Oreos and the American Worker Caught In the Middle: The Working People Weekly List

Every week, we'll be bringing you a roundup of the important news and commentary about issues and events important to working families. Here's this week's Working People Weekly List.

Former AFL-CIO President Joslyn Williams on the Union’s Role Amid Global Changes: "Joslyn Williams, 76, emigrated from Jamaica when he was 16. He stepped down last month as the president of the Metropolitan Washington Council, AFL-CIO, where he represented 150,000 union members in the Washington, D.C., region. Williams lives in the District."

What We Know About the People Who Clean the Floors in Silicon Valley: "In their study, Everett Program Executive Director Chris Benner and Kyle Neering designate a category of 'potential contract workers,' who work in industries that they’ve determined have a high likelihood of contracting to some extent with the tech industry. Those include menial jobs like landscaping and security, but also white-collar occupations such as consulting and accounting."

Oreos and the American Worker Caught In the Middle: "As part of the relentless killing of American manufacturing, Nabisco plans to cut in half the workforce at its largest domestic bakery, in Chicago, and send some 600 jobs to Mexico, where pay is so low that the minimum wage is measured by the day, not the hour. The daily minimum is about $4. The company has already sent thousands of jobs offshore, by shuttering factories in Pittsburgh, Houston and Philadelphia."

Victory for Unions as Supreme Court, Scalia Gone, Ties 4-4: "A ruling allowing workers to refuse to pay the fees would have been the culmination of a decades-long campaign by a group of prominent conservative foundations aimed at weakening unions that represent teachers and other public employees. Tuesday’s deadlock denied them that victory, but it set no precedent and left the door open for further challenges once the Supreme Court is back at full strength."

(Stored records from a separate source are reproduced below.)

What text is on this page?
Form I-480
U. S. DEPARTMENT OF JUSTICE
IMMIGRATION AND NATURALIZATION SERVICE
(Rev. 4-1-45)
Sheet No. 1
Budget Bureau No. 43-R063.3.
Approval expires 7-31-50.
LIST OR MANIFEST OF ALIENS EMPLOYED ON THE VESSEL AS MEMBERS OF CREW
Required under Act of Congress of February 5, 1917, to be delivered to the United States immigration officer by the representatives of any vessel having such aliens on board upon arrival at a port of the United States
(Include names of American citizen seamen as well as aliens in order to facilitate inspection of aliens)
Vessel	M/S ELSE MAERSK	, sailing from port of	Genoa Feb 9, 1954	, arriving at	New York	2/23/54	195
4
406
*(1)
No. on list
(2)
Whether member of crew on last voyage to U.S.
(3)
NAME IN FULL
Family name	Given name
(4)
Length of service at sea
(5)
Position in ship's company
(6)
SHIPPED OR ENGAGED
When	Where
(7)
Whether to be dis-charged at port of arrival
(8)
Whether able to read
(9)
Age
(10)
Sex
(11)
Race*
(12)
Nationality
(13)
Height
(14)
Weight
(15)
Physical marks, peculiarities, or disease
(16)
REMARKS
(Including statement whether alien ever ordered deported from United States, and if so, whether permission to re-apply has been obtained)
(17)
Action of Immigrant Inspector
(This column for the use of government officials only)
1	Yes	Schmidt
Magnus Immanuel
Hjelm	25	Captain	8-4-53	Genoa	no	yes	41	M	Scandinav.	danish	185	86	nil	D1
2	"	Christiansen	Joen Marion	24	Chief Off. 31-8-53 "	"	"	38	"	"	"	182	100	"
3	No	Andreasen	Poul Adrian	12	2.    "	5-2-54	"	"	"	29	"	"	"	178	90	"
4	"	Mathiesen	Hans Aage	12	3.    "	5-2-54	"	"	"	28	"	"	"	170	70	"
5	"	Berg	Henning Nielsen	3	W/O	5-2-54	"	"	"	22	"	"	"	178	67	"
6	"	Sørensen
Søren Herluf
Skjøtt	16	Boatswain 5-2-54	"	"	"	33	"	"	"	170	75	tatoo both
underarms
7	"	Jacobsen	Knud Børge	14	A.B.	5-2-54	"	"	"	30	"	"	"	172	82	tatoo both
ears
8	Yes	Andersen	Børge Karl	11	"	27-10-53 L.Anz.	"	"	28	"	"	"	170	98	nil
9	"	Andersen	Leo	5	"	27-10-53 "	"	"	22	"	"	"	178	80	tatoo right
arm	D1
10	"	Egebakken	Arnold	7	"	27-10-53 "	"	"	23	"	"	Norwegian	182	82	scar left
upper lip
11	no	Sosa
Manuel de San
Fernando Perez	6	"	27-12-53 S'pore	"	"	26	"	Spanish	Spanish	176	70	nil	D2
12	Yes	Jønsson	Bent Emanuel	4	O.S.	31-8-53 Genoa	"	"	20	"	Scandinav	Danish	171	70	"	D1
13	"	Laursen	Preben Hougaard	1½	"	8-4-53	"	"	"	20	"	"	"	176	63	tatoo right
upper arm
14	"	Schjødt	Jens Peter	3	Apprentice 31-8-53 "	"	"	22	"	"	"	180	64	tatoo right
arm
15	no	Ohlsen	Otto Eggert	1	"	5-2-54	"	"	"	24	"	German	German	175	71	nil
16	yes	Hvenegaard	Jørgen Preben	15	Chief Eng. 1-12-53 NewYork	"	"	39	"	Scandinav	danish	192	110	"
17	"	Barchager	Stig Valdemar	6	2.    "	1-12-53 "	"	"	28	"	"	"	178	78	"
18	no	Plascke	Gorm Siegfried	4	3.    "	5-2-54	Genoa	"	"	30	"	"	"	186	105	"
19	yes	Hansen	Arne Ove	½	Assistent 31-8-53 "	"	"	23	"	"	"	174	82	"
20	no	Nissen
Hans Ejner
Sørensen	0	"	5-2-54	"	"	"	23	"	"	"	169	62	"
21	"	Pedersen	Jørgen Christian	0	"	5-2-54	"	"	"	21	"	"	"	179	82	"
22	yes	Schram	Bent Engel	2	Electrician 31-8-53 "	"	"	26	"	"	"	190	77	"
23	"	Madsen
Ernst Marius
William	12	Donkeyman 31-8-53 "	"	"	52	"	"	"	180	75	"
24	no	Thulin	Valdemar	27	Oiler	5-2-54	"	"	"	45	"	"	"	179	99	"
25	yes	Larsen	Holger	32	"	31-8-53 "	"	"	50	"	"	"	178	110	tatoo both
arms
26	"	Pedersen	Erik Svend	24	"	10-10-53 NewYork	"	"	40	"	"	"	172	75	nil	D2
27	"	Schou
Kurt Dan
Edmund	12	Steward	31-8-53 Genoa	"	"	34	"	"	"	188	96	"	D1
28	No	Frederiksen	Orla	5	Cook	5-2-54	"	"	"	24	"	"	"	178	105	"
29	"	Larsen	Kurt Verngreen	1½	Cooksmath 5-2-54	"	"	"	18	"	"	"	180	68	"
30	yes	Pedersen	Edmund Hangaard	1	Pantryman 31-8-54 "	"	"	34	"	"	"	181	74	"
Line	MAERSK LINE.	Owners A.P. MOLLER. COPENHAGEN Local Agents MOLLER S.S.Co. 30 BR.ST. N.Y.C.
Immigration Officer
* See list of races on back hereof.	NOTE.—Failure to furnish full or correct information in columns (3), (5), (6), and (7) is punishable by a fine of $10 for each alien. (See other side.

California Looks to Set a $15 an Hour Mininum Wage, Raising the Floor While Others Add Ceilings: "On Monday, California lawmakers are preparing to announce a deal, according to the state's newspapers, to raise the minimum wage statewide to $15 an hour by 2022, becoming the first state to meet a target that over the past few years has gone from a pie-in-the-sky activist demand to the new baseline for big cities."

Hardball: Trumka Talks Trump and Trade: "[Trump] is particularly anti-union. He is 100% in favor of right to work. [He says] outsourcing is good. He believes our wages are too high. After 40 years of us having flat wages, he thinks they're too high. His own employees, when they tried to organize, and they have organized, at a number of his plants, he fights us just like every other anti-union employer does."

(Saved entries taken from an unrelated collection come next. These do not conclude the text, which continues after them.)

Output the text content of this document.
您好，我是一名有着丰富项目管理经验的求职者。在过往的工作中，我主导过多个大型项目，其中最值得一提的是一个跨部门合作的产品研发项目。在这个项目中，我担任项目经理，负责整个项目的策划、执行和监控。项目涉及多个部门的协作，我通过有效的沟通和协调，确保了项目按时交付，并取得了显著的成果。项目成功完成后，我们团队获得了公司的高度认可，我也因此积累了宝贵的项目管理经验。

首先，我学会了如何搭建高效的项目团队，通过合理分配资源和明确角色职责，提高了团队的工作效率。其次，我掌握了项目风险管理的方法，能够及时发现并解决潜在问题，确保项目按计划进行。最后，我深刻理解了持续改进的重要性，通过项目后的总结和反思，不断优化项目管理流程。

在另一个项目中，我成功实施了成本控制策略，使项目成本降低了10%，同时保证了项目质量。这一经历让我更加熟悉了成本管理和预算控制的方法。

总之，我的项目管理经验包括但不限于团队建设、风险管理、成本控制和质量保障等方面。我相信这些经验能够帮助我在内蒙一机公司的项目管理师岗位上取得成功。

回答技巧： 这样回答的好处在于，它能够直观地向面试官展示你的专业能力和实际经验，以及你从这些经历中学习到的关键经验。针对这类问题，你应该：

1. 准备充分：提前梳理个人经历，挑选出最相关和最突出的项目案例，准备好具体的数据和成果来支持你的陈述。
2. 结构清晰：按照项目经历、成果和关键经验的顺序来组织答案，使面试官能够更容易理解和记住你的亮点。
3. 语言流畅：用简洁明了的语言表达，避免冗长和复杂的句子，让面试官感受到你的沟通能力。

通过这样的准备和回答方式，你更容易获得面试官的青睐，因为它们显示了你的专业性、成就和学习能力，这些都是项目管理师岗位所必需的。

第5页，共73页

The Boom and Bust of Pennsylvania's Coal Towns: "As one of the village’s most revered former residents, Mr. Trumka said he watched Nemacolin’s luster faded, ever so slowly, after the mine closed in 1987. He took increasingly frequent trips back to the village as his parents became older. Each time, he noticed the manicured lawns and up-kept houses showed more signs of wear and neglect. Longtime residents moved to find work elsewhere, and the duplexes became rental properties."

There’s a Pretty Clear Solution to This Problem for Low-Wage Workers: "A new analysis from The Pew Charitable Trusts shows that low-income Americans are experiencing a massive increase in housing costs that makes it impossible for some to afford basic needs. The study found that low-income Americans spent a median of $6,897 on housing in 2013, and that number rose to $9,178 in 2014. This was the biggest jump in the nearly 20 years of data that Pew studied. Other necessities, such as transportation and food, also have risen, but not as drastically."

California Leaders Announce Historic Deal to Raise Minimum Wage to $15: "History was made this week. California Gov. Jerry Brown joined legislative leaders, workers and unions to announce a deal on legislation to make California the first state in America to raise its minimum wage to $15 an hour. This day was a long time in the making. Worker-led movements like Fight for 15, labor unions and community groups have been gathering momentum for several years on this issue."

Supreme Court Rejects Anti-Worker Attack in Friedrichs Ruling: "The Supreme Court today rejected an attempt by wealthy special interests to restrict the voices of America’s teachers, firefighters, police officers, nurses and others who provide vital services for our communities. The court issued a 4-4 decision in Friedrichs v. California Teachers Association, upholding a lower court ruling in favor of working people and their right to join together to build a better future for their families."